Date: 2006-01-31 10:49 pm (UTC)
From: [identity profile] poptasticuk.livejournal.com
I've never heard that song so I can't comment. My criteria for pop was rather rushed and not supposed to be definitive. What I was trying to say is that there must be criteria for pop, it just isn't a specific sound, and my suggestion is that it's to do with how the music makes you feel. The fact that you knew your song wasn't pop shows that there is such a thing as pop as a genre and therefore it must have criteria for what belongs to it or not.

Date: 2006-02-01 12:00 pm (UTC)
From: [identity profile] chezghost.livejournal.com
I prefer Data 80 to BWO

I don't think happiness is a requisite for Good Pop really. If anything a lot of my favourite pop songs have that perfect blend of euphoria and some sense of pathos or pain or regret, even if one is only reflected in the sound and one in the lyrics/voice - 'Don't You Want Me' and 'Tainted Love', 'Digital Love' and 'Heartbeats' - the list is fortunately never-ending!

My favourite track ever is Officially And Always Will Be 'Blue Monday' but perhaps I'd be reaching to suggest that the beat/music is quite 'jolly'.

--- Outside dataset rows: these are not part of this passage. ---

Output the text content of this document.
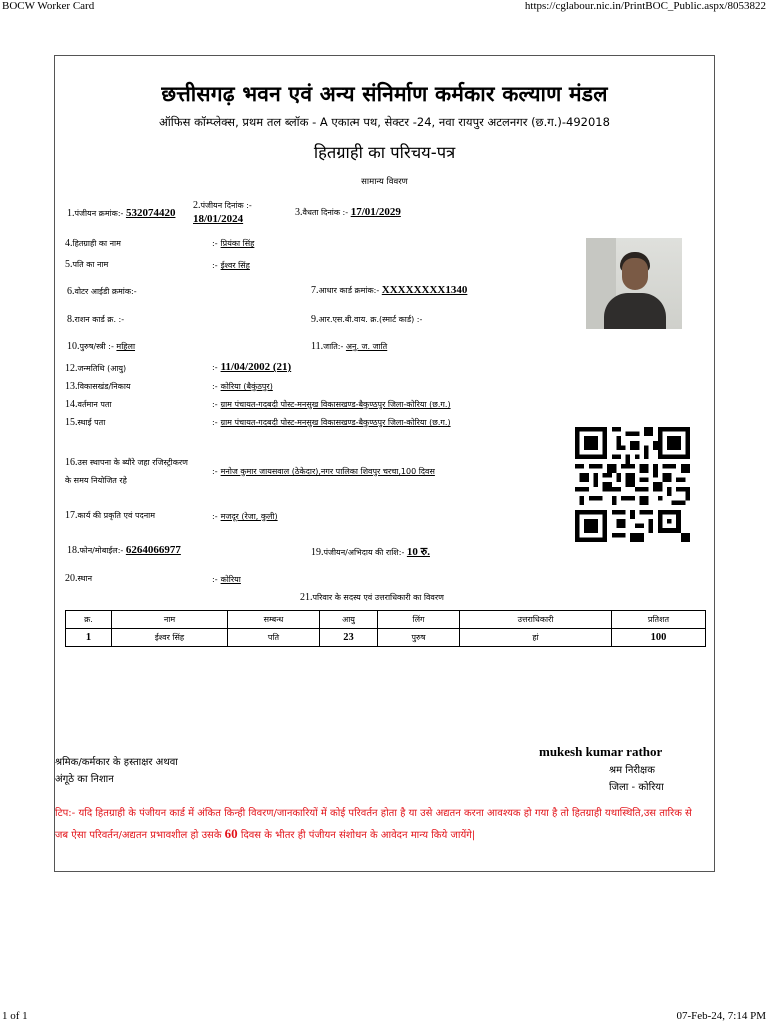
BOCW Worker Card	https://cglabour.nic.in/PrintBOC_Public.aspx/8053822
छत्तीसगढ़ भवन एवं अन्य संनिर्माण कर्मकार कल्याण मंडल
ऑफिस कॉम्प्लेक्स, प्रथम तल ब्लॉक - A एकात्म पथ, सेक्टर -24, नवा रायपुर अटलनगर (छ.ग.)-492018
हितग्राही का परिचय-पत्र
सामान्य विवरण
1.पंजीयन क्रमांक:- 532074420
2.पंजीयन दिनांक :-
18/01/2024
3.वैधता दिनांक :- 17/01/2029
4.हितग्राही का नाम	:- प्रियंका सिंह
5.पति का नाम	:- ईश्वर सिंह
6.वोटर आईडी क्रमांक:-	7.आधार कार्ड क्रमांक:- XXXXXXXX1340
8.राशन कार्ड क्र. :-	9.आर.एस.बी.वाय. क्र.(स्मार्ट कार्ड) :-
10.पुरुष/स्त्री :- महिला	11.जाति:- अनु. ज. जाति
12.जन्मतिथि (आयु)	:- 11/04/2002 (21)
13.विकासखंड/निकाय	:- कोरिया (बैकुंठपुर)
14.वर्तमान पता	:- ग्राम पंचायत-गदबदी पोस्ट-मनसुख विकासखण्ड-बैकुण्ठपुर जिला-कोरिया (छ.ग.)
15.स्थाई पता	:- ग्राम पंचायत-गदबदी पोस्ट-मनसुख विकासखण्ड-बैकुण्ठपुर जिला-कोरिया (छ.ग.)
16.उस स्थापना के ब्यौरे जहा रजिस्ट्रीकरण
के समय नियोजित रहे
:- मनोज कुमार जायसवाल (ठेकेदार),नगर पालिका शिवपुर चरचा,100 दिवस
17.कार्य की प्रकृति एवं पदनाम	:- मजदूर (रेजा, कुली)
18.फोन/मोबाईल:- 6264066977	19.पंजीयन/अभिदाय की राशि:- 10 रु.
20.स्थान	:- कोरिया
21.परिवार के सदस्य एवं उत्तराधिकारी का विवरण
क्र.	नाम	सम्बन्ध	आयु	लिंग	उत्तराधिकारी	प्रतिशत
1	ईश्वर सिंह	पति	23	पुरुष	हां	100
श्रमिक/कर्मकार के हस्ताक्षर अथवा
अंगूठे का निशान
mukesh kumar rathor
श्रम निरीक्षक
जिला - कोरिया
टिप:- यदि हितग्राही के पंजीयन कार्ड में अंकित किन्ही विवरण/जानकारियों में कोई परिवर्तन होता है या उसे अद्यतन करना आवश्यक हो गया है तो हितग्राही यथास्थिति,उस तारिक से जब ऐसा परिवर्तन/अद्यतन प्रभावशील हो उसके 60 दिवस के भीतर ही पंजीयन संशोधन के आवेदन मान्य किये जायेंगे|
1 of 1	07-Feb-24, 7:14 PM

Date: 2006-02-01 02:45 pm (UTC)
From: [identity profile] poptasticuk.livejournal.com
I think the main difference between a Will Young acoustic ballad and a Sufjan Stevens one is the singer - they have different voices and styles of singing, and also they are known to be pop or indie so that influences our responses to them. If Will had sung Heartbeats instead of José, as he fairly feasibly could have, it surely would have been considered pop. If José had sung Leave Right Now, that in turn would probably have been called indie.

You make a good point about some of the best pop songs not being extravagant - perhaps extravagant was not really the word I was looking for, it's very difficult to think of one which sums up exactly what I meant by it. There's just something instant about pop music that grabs you - most pop songs aren't growers, you don't have to ease into or get used to them, although there are some great exceptions.

It seems like the pop and indie work ethics have mixed so much with producers like Xenomania, that music like electro-pop is difficult to categorise as either pop or indie. I don't think there has to be two definite categories though - most music seems to be inbetween, either more or less poppy.

Gone (the world cup song) is by far the weakest BWO song. Perhaps I should post some of their others so you & other Poptimists who don't like/get them from what you hear in Gone can get a better idea of what they're really like.